Nonprofit News: October Edition


Credit: Daniel Breen

• Area airwaves have seen some big changes as NPR affiliate KUAR FM 89.1 and KLRE Classical 90.5 rebranded as Little Rock Public Radio. Marking its 50th year, the studio also named Maggie Ryan the new local host of “All Things Considered” and will host the Arkansas Tiny Desk Contest on Oct. 13. 

• The Arkansas Symphony Orchestra held a groundbreaking ceremony for its new Stella Boyle Smith Music Center set in East Village.

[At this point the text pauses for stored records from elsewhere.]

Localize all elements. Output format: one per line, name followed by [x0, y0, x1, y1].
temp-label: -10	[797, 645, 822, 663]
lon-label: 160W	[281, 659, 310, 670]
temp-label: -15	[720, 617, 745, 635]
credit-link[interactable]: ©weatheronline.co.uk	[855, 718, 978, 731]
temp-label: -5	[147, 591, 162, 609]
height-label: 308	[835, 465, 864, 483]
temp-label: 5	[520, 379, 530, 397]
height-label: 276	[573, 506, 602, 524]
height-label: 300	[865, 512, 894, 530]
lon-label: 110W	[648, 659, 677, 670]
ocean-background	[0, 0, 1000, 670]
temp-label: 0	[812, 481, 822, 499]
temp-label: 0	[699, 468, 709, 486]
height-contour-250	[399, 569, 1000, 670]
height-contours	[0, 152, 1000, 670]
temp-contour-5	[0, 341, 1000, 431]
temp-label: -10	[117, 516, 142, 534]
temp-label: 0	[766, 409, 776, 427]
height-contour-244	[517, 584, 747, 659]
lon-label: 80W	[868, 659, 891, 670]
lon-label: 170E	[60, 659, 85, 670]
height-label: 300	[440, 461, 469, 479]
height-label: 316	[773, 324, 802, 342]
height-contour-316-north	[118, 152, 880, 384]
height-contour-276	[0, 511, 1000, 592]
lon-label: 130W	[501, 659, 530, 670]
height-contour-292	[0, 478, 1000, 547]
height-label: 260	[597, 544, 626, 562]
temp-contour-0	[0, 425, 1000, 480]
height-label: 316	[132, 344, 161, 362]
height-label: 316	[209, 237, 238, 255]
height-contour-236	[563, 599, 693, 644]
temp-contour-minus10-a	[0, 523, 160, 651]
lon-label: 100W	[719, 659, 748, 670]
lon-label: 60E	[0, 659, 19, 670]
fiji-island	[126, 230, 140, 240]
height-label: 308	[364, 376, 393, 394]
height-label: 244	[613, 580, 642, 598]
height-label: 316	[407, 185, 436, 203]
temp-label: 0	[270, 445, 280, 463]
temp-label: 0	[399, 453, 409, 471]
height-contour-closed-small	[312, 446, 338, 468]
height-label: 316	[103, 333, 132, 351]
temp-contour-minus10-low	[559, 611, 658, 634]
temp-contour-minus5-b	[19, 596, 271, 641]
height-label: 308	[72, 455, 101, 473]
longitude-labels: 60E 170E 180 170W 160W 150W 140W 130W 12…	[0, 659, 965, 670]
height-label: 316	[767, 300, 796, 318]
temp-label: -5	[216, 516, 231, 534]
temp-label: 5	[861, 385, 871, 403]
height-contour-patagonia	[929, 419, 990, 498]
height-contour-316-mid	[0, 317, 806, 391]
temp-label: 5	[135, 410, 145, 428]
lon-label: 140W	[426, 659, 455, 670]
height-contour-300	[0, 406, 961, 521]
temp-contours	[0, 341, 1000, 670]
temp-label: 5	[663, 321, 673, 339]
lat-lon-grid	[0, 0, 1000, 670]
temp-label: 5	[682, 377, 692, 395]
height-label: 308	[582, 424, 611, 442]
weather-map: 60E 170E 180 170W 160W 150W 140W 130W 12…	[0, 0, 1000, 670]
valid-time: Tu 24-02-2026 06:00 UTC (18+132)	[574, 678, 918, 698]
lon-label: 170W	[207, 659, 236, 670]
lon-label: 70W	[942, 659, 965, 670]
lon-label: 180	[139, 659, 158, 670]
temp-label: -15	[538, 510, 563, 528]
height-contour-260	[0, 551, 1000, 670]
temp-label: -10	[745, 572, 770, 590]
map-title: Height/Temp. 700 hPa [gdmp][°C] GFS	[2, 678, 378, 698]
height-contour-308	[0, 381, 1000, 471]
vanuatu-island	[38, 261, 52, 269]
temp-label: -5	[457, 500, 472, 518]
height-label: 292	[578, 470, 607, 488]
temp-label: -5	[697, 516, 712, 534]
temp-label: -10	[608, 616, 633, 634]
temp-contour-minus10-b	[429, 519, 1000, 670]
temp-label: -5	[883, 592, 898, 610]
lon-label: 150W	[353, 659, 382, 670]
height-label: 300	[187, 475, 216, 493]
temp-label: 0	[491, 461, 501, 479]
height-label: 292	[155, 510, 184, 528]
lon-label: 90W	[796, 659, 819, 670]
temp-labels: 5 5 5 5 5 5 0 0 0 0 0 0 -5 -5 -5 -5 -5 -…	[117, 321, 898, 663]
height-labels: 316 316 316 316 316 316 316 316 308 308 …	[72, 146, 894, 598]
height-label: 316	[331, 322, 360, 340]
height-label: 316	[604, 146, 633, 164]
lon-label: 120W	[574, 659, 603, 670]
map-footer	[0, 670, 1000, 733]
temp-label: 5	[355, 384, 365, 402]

The 20,000-SF center will greatly expand the ASO’s programming and education offerings, as well as its performance space, and is set to open in September 2024.

• The Museum of Discovery will debut two new permanent galleries — the Science Lab Gallery and Dynamic Earth — in early November that will take the place of exhibits damaged by flooding from burst pipes in 2021. 

• The UAMS Milk Bank, the first of its kind in Arkansas, opened last month to provide donated milk for NICU infants, “shortening the time it takes for regional hospitals to receive critical milk supplies and improving outcomes for babies.” The bank will accept donations from women across the state and will also provide breastfeeding counseling, infant safety programs and support for lactation services and practices.


Credit: Economics Arkansas

Economics Arkansas presented its Bessie B. Moore Teaching Awards for the 2022-2023 academic year to seven teachers statewide, including Jamie Garmon of Baker Elementary and Ruthie Walls of Central High School.

Oxford American was named one of seven national winners of the 2023 Whiting Literary Magazine Prizes.

• Quantia “Key” Fletcher, director of the Mosaic Templars Cultural Center, has been appointed to the Accreditation Commission of the American Alliance of Museums, the first in Arkansas history. 

UAMS recently received several gifts and grants of note, including $1.8 million from the National Cancer Institute to study prevention of major chemotherapy complications, $1.5 million from the U.S. Substance Abuse and Mental Health Services Administration to further non-opioid pain management strategies, $1.9 million from the National Institute on Aging to study the progression of Alzheimer’s disease and a gift from the estate of E. Lee Ronnel to create the first full-ride scholarship at UAMS.

big moves

• Kathy Webb is stepping down as CEO of the Arkansas Hunger Relief Alliance after more than a decade in the role.

• Kristin Koenigsfest is the new executive director of Big Brothers Big Sisters of Central Arkansas

• At UA Little Rock, Dr. Constance Meadors has been named the first associate director of the Arkansas Space Grant Consortium and NASA Established Program to Stimulate Competitive Research.

• Camp Aldersgate added two new faces to its development team: Lauren Samuelson as development officer and Gabrielle Confer as grant coordinator/development associate.

• Tyler Nagle is now the community relations manager for Alzheimer’s Arkansas.

Credit: Kelly White Photography

• Home for Healing hired Megan Boswell as its development director.

• The Arkansas Community Foundation added three new board members: Elizabeth Burns Anderson, Alyson Bradford and Jennifer Ronnel.

• The Salvation Army of Central Arkansas added five new members to its advisory board: Erin Argo, Barbara Day, Michelle Edmonds, Melanie Joyner and Jason Pederson.

• The CARTI Foundation added Jeff Neill and Dalton Van Horn to its board of directors.